И в обрывочных дневниковых записях мольбы к себе: да соберись с духом, сделай это, соверши! Опасался: пробежать 200 метров не дадут, “палить” не позволят, подстрелят на ходу, на лету, — потому в портфеле сделан разрез, для удобства, чтоб не мешкать, открывая его, а просунуть туда руку и… (Ну чем не бомбист из брошюрки о народовольцах?)

Все готово для теракта, написано даже прощальное письмо с изобличением бездушных партбюрократов. Письмо, разумеется, предсмертное, но — обращенное, скорее, к самому себе, ибо убивать кого-либо, а тем более Кирова, Николаев не собирался! Только себя! Но обязательно на виду людей, при стечении народных масс! Чтоб они разнесли по всему миру весть о героическом поступке Леонида Николаева, для чего и прощальное письмо, и дневник, и подобранные — листочек к листочку, бумажка за бумажкой — все его заявления, прошения, просьбы помочь, взывания к совести. Ни один убийца не оставил столько следов и примет готовящегося преступления, как это сделал Леонид Николаев. И весь план предполагаемого убийства, все сокрушающие партию фразы — игры махонького человечечка в героя, в выразителя чаяний масс, и покажи эти планы воскресшему Савинкову — тот сплюнул бы, пожалуй, и преподал уцелевшим фанатикам своим жесткий совет: держитесь-ка вы подальше от этого психа, вредящего святому революционному делу…

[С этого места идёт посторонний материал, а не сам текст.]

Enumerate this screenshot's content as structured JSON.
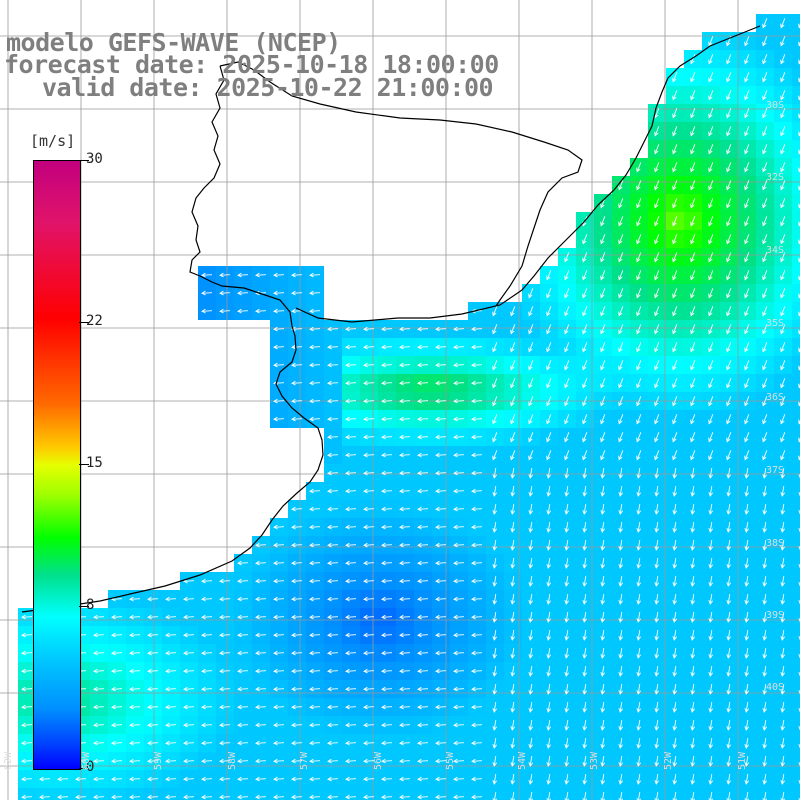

Но даже просто подбежать к Кирову и застрелиться на его глазах — нет, не находил Николаев в себе решимости. И хотел, чтобы его загодя арестовали, забрали, учинили бы допрос, — для чего он и таскался в немецкое консульство, нес там ахинею в надежде, что бдительные чекисты загребут его.

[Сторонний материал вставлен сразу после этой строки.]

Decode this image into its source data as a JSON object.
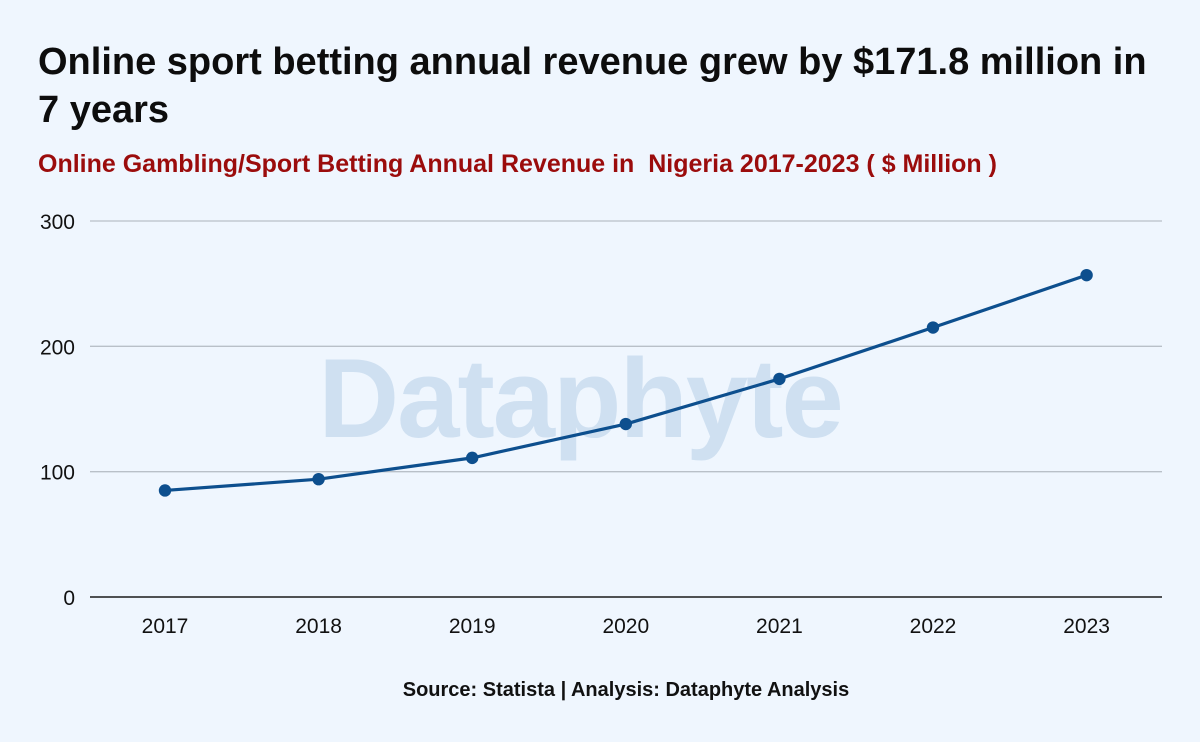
{
  "title": "Online sport betting annual revenue grew by $171.8 million in 7 years",
  "subtitle": "Online Gambling/Sport Betting Annual Revenue in  Nigeria 2017-2023 ( $ Million )",
  "source": "Source: Statista | Analysis: Dataphyte Analysis",
  "watermark": "Dataphyte",
  "colors": {
    "line": "#0d4f8e",
    "grid": "#b9c0c8",
    "axis": "#1a1a1a",
    "watermark": "#cfe0f1",
    "subtitle": "#9b0c0c"
  },
  "chart_data": {
    "type": "line",
    "title": "Online sport betting annual revenue grew by $171.8 million in 7 years",
    "subtitle": "Online Gambling/Sport Betting Annual Revenue in  Nigeria 2017-2023 ( $ Million )",
    "xlabel": "",
    "ylabel": "",
    "categories": [
      "2017",
      "2018",
      "2019",
      "2020",
      "2021",
      "2022",
      "2023"
    ],
    "series": [
      {
        "values": [
          85,
          94,
          111,
          138,
          174,
          215,
          256.8
        ]
      }
    ],
    "ylim": [
      0,
      300
    ],
    "yticks": [
      0,
      100,
      200,
      300
    ],
    "grid": true,
    "legend": "none",
    "markers": true
  }
}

Едкая догадка распирает его воспаленный мозг, когда вспоминается причина, по которой его изгнали из партии. Штат сократили, а ему, инспектору по ценам, предложили работать на транспорте, то есть командировки, частые отлучки из Ленинграда, где останется Мильда, — уж не ради ли того, чтоб отделить его от жены, задумано сокращение штатов?

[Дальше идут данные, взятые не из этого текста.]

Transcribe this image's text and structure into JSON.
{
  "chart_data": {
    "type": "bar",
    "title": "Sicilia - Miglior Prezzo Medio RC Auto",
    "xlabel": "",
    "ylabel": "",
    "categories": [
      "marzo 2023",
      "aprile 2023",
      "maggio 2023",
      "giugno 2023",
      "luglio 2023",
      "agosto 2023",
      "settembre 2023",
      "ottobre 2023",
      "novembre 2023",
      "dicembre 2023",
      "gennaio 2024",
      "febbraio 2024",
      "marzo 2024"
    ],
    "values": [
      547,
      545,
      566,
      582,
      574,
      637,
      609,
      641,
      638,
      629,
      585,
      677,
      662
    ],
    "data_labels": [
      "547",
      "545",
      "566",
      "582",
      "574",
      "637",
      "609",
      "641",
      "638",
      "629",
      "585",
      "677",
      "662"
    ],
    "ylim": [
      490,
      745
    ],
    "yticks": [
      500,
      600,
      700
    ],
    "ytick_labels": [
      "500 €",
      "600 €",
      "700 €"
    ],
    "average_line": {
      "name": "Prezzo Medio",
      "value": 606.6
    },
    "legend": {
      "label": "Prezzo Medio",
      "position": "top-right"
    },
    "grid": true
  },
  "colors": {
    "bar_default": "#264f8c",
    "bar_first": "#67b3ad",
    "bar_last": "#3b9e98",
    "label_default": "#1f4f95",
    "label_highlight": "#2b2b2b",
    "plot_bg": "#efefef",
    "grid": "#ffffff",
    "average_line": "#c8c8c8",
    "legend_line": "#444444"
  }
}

И вот наступает этот день, день Первого Декабря 1934 года.

Политические и бытовые убийства, наиболее громкие и значительные, поражают тем, что “трагическое стечение обстоятельств” — их обязательное условие. Уж очень своевременно стекаются обстоятельства, уж слишком хватко разные житейские мелочи сплетаются в сеть, из которой не выпутаться обреченному, но где нередко застревают сами покушающиеся на убийство. Злой рок и улыбка фортуны — непременные спутники всех заговоров, сюжеты финальных сцен так порою замысловаты, что подрывается вера в подлинность их. На Генриха IV было совершено восемь покушений, он предпринял чрезвычайные меры безопасности, никто не знал, в какой карете поедет он и куда, и тем не менее смерть настигла его, королевский кортеж влетел на узкую улочку, конная стража, не вместившись в габариты ее, отделилась — и на подножку кареты вскочил убийца, дважды пронзивший стилетом давно намеченную жертву. Кучер Наполеона, консула, поднажрался в таверне и так спьяну погнал лошадей, что карета будущего императора миновала подложенную бомбу. Шесть или восемь раз Гитлер был на волоске от смерти, всякий раз уклоняясь от нее импульсивными решениями, подменяя себя кем-нибудь или раньше протокольного времени сходя с трибуны. Вся история изобилует счастливыми или несчастливыми (смотря для кого) совпадениями, которые ускоряют события, приближая их к неотвратимому финалу, или, наоборот, финал отдаляют. Так называемые исторические события происходят на фоне обычнейшей жизни — семейных дрязг и похоти, пивных и конюшен, трамваев и уборщиц, то есть всего того, что существует всегда и вообще; все случайности — выпяченные детали неразличимого скопища предметов и явлений, они, эти внезапно появившиеся детали, не поддаются, сваленные в кучу, разбору и опознанию, они — до поры до времени — пребывают как бы в несуществующем мире, превращаясь во второстепенные или третьестепенные для человека факторы, глазу человека не видимые. К этой куче и тянутся загребущие руки историков, мешками уносят добычу, подлежащую сортировке.